Impact of anime and manga on the Yu-Gi-Oh! TCG
The Yu-Gi-Oh! TCG was a real watershed for the franchise, even being able to influence the history of the manga, which initially focused on different types of games, and only really gave space to Duel Monsters from chapter 60 onwards. The focus of the story became the card game. A decision taken with the aim of making the franchise more attractive to children and young people and promoting the card game.
After the anime and manga series started to focus on the card game, there was a natural need to create new characters and, consequently, new decks. If at the beginning the main characters like Yugi Muto and Seto Kaiba used decks with different monsters that were not related to each other, new characters started to appear using thematic decks, such as, for example, Weevil Underwood with his deck focused on insects and Rex Raptor with your dinosaur deck. I see this as a way to make it easier for new Duelists to be introduced into the anime and manga series, and moreover, it's a way to make these characters more memorable.
Another point worth highlighting is that these theme decks clearly served to inspire the creation of archetypes that became quite relevant from the Yu-Gi-Oh! GX, and to this day are the main focus of the Yu-Gi-Oh! card game.
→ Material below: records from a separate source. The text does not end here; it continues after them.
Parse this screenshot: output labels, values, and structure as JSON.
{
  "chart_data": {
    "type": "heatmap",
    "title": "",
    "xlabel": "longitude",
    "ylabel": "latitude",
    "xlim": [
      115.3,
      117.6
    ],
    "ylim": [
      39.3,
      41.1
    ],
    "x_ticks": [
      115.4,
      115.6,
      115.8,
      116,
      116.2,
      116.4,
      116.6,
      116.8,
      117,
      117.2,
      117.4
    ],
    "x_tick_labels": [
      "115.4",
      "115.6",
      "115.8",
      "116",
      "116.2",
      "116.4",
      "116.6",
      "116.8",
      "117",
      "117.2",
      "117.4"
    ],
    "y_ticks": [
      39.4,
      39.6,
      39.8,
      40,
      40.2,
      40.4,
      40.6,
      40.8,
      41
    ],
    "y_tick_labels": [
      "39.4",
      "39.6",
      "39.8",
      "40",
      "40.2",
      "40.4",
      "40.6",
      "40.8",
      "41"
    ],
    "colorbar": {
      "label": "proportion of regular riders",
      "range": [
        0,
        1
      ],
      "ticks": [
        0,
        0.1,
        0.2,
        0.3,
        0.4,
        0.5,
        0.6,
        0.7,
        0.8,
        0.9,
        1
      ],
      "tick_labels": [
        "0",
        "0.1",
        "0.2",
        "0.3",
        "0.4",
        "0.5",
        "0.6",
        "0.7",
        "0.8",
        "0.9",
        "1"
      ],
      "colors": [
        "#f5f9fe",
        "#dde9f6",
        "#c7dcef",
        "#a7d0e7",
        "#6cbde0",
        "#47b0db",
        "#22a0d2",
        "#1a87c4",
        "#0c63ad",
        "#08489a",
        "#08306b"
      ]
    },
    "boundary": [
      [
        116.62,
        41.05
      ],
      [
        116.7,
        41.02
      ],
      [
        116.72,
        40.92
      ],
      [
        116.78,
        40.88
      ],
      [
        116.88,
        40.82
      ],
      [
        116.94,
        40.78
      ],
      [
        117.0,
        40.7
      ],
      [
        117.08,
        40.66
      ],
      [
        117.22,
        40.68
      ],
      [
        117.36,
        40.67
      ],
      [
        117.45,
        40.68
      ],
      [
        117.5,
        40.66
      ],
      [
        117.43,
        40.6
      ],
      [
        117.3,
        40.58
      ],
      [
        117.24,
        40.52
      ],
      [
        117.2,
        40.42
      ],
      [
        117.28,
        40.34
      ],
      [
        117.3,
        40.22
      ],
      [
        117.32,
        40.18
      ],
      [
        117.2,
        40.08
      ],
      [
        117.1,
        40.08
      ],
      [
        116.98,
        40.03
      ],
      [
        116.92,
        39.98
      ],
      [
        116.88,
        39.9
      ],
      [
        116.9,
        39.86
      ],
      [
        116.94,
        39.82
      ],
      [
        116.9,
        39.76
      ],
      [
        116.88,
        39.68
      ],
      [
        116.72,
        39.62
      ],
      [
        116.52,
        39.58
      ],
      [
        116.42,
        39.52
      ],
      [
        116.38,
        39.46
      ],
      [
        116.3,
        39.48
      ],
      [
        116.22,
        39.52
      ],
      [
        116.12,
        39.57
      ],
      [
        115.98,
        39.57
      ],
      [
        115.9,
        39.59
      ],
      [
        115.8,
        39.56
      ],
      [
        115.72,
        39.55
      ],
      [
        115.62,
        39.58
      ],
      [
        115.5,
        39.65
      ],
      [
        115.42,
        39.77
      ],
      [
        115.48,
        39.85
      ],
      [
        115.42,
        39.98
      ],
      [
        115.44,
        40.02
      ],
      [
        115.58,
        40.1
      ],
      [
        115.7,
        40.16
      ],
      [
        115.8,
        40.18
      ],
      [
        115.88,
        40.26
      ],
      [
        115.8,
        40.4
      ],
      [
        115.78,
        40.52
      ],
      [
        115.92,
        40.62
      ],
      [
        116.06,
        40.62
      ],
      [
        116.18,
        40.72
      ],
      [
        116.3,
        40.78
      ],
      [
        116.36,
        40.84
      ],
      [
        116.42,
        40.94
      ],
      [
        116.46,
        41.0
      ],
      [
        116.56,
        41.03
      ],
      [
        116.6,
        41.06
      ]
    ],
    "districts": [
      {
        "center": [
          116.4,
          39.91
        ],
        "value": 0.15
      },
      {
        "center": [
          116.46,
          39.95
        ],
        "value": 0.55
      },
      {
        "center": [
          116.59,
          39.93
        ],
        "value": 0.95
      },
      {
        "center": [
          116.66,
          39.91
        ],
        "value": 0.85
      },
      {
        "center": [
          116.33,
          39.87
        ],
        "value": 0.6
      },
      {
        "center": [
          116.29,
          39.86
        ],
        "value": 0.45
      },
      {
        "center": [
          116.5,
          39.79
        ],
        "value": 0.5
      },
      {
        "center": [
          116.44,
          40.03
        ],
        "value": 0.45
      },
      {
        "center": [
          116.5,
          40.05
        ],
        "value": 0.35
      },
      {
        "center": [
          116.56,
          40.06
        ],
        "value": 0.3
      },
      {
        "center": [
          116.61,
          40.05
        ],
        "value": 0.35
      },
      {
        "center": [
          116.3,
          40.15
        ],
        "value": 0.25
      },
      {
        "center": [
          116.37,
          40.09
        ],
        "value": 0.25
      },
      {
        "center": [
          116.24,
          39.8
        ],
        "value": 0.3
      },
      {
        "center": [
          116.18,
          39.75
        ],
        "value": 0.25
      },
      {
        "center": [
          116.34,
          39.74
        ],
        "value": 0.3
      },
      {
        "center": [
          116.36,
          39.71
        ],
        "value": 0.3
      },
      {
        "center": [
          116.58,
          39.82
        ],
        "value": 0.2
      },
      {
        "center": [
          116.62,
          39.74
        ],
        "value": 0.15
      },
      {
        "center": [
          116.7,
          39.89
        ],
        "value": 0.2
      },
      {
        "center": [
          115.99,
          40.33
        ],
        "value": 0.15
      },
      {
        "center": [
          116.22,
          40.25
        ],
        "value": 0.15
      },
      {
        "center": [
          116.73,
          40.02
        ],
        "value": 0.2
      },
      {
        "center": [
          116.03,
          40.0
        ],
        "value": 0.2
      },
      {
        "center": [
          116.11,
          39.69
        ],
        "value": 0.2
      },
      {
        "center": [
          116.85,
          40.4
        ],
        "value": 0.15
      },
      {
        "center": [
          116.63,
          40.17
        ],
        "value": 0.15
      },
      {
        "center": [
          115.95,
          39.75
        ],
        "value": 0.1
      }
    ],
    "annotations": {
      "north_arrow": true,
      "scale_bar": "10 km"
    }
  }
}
Thus, in addition to being linked by a theme, the new decks have cards with effects that interconnect with each other, something that increases the synergy and consistency of the decks.
In addition to influencing the creation of archetypes, the Yu-Gi-Oh! anime has a certain influence on the card game in terms of banlist! Some cards coming from the anime to the card game are exaggeratedly strong and end up causing problems to the health of the game. However, they take a long time to be banned due to their commercial attachment.
There are also cases like Firewall Dragon, which had an errata to stay off the banlist.
In addition, there is also the case of Red-Eyes Dark Dragoon, a fusion between Dark Magician and Red-Eyes Black Dragon, boss monsters of the protagonists of the Yu-Gi-Oh! Duel Monsters Yugi Muto and Joey Weeler, respectively.
The card was once more relevant in the Yu-Gi-Oh! TCG and was always the target of ban requests by players, which were never answered. Currently, the card is not in trend among the main decks of the format, but only because the spell that summons it, Red-Eyes Fusion, is very restrictive and can hinder most strategies in trend at the moment.
How to bring new players to the Yu-Gi-Oh! TCG through the anime and manga series?
The similarities between the anime and manga series and the real card game are enough to make people interested in the card game. However, the differences end up pushing some of these people away, either because they are very attached to archetypes that are only strong in fiction or even find the game, with different rules and mechanics to learn, too complex.
Thus, an alternative that I find very interesting is to launch a series focused on presenting how the card game works to the public, addressing issues of deckbuilding, rules, banlist and Metagame.
In addition, presenting more modern archetypes that can compete in tournaments is an excellent move both to suggest decks for new players and to stimulate the sale of new franchise products. Something similar occurs in the manga Yu-Gi-Oh! OCG Structures, which features more frequent archetypes in the current Yu-Gi-Oh!, in addition to also showing the use of hand traps.